South Perth, Western Australia
November 3, 2011
The Director of Plant Biosecurity with the Department of Agriculture and Food says interest is growing in the need for the international community to make plant biosecurity a higher priority.
Dr Shashi Sharma warned plant biosecurity needed to improve when he addressed an International Symposium on Grain Information Technology held in Beijing last month.
“World population has now touched seven billion and about one billion people are hungry and undernourished. Hunger is killing more people every year than AIDS, malaria and tuberculosis combined,” Dr Sharma said
“Most of the world's undernourished people live in the developing countries that have grossly inadequate capability and capacity to safeguard their food supply chain from biosecurity risks.”
Dr Sharma said the global demand for food would rise significantly in next 40 years with the world population estimated to reach more than nine billion.
“We have to produce an adequate quantity and quality of food for these people, and achieve that in an environment of competing demands for water and arable land,” he said.
“Crop production internationally will need to increase substantially to feed the world’s growing population. Importantly, we must not lose what we already produce.”
Dr Sharma said the key to success was good food supply chain biosecurity to ensure plant diseases and pests did not diminish current food capabilities.
“Our world is seeing unprecedented increases in trade and tourism, and remarkable advances in transport and communications. We must ensure that these advances do not facilitate introduction and spread of pests and diseases that pose threats to food supply chain biosecurity and addressing the problem internationally is a priority,” he said.

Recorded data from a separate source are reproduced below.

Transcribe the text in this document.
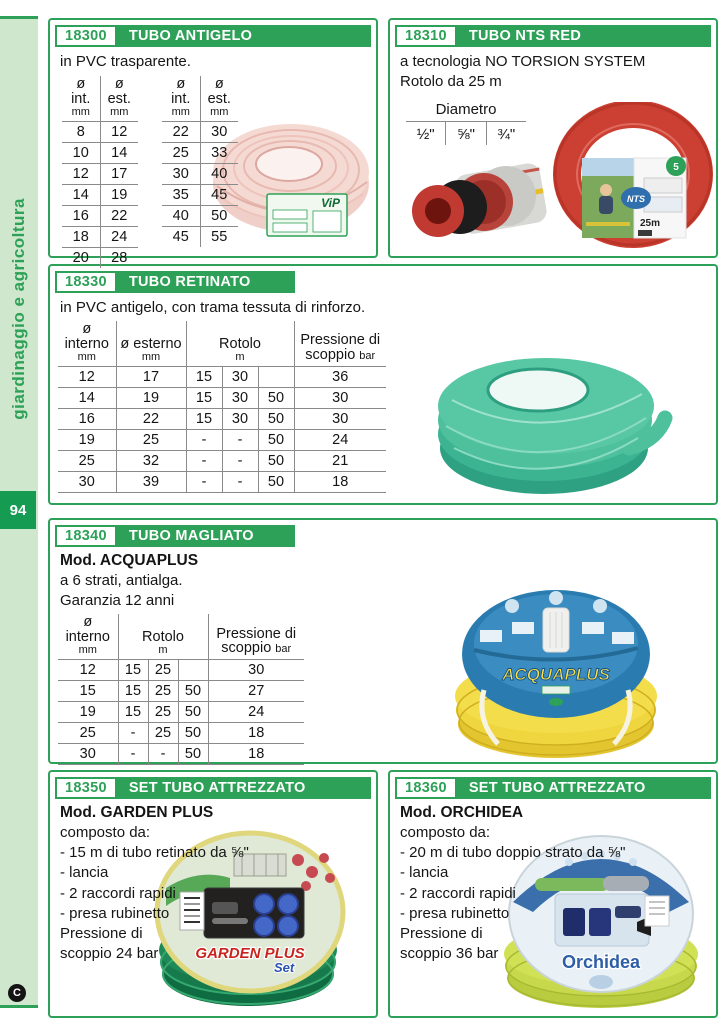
giardinaggio e agricoltura
94
C
18300	TUBO ANTIGELO
in PVC trasparente.
ø int.
mm	ø est.
mm

8	12
10	14
12	17
14	19
16	22
18	24
20	28
ø int.
mm	ø est.
mm

22	30
25	33
30	40
35	45
40	50
45	55
ViP
18310	TUBO NTS RED
a tecnologia NO TORSION SYSTEM
Rotolo da 25 m
Diametro
½"	⅝"	¾"
5
NTS
25m
18330	TUBO RETINATO
in PVC antigelo, con trama tessuta di rinforzo.
ø interno
mm	ø esterno
mm	Rotolo
m			Pressione di
scoppio bar

12	17	15	30		36
14	19	15	30	50	30
16	22	15	30	50	30
19	25	-	-	50	24
25	32	-	-	50	21
30	39	-	-	50	18
18340	TUBO MAGLIATO
Mod. ACQUAPLUS
a 6 strati, antialga.
Garanzia 12 anni
ø interno
mm	Rotolo
m			Pressione di
scoppio bar

12	15	25		30
15	15	25	50	27
19	15	25	50	24
25	-	25	50	18
30	-	-	50	18
ACQUAPLUS
18350	SET TUBO ATTREZZATO
Mod. GARDEN PLUS
composto da:
- 15 m di tubo retinato da ⅝"
- lancia
- 2 raccordi rapidi
- presa rubinetto
Pressione di
scoppio 24 bar	GARDEN PLUS
Set
18360	SET TUBO ATTREZZATO
Mod. ORCHIDEA
composto da:
- 20 m di tubo doppio strato da ⅝"
- lancia
- 2 raccordi rapidi
- presa rubinetto
Pressione di
scoppio 36 bar	Orchidea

Dr Sharma said Western Australia aimed to be the best at plant biosecurity to safeguard the State’s food production and supplies.
“But it is also important for the rest of the world to place more emphasis on good plant biosecurity,” he said.
“We need good plant biosecurity internationally to maximise the benefits of globalisation and food aid programs, and to minimise the risk of exposure of feed and food production, storage and distribution systems to pests and diseases.
“It is crucial that the importance of plant biosecurity in achieving food security is recognised internationally, particularly by the developing countries. It needs also to be recognised by the world’s major funding agencies so that adequate finances are provided to develop and implement biosecurity plans that safeguard the food supply chain.
“Food loss, because of pests and diseases, is not just wasted food. It is also wasted resources to produce the food. So it makes economic good sense to address plant biosecurity as a priority in agriculture.
“Without plant biosecurity, there is no food security for the world.”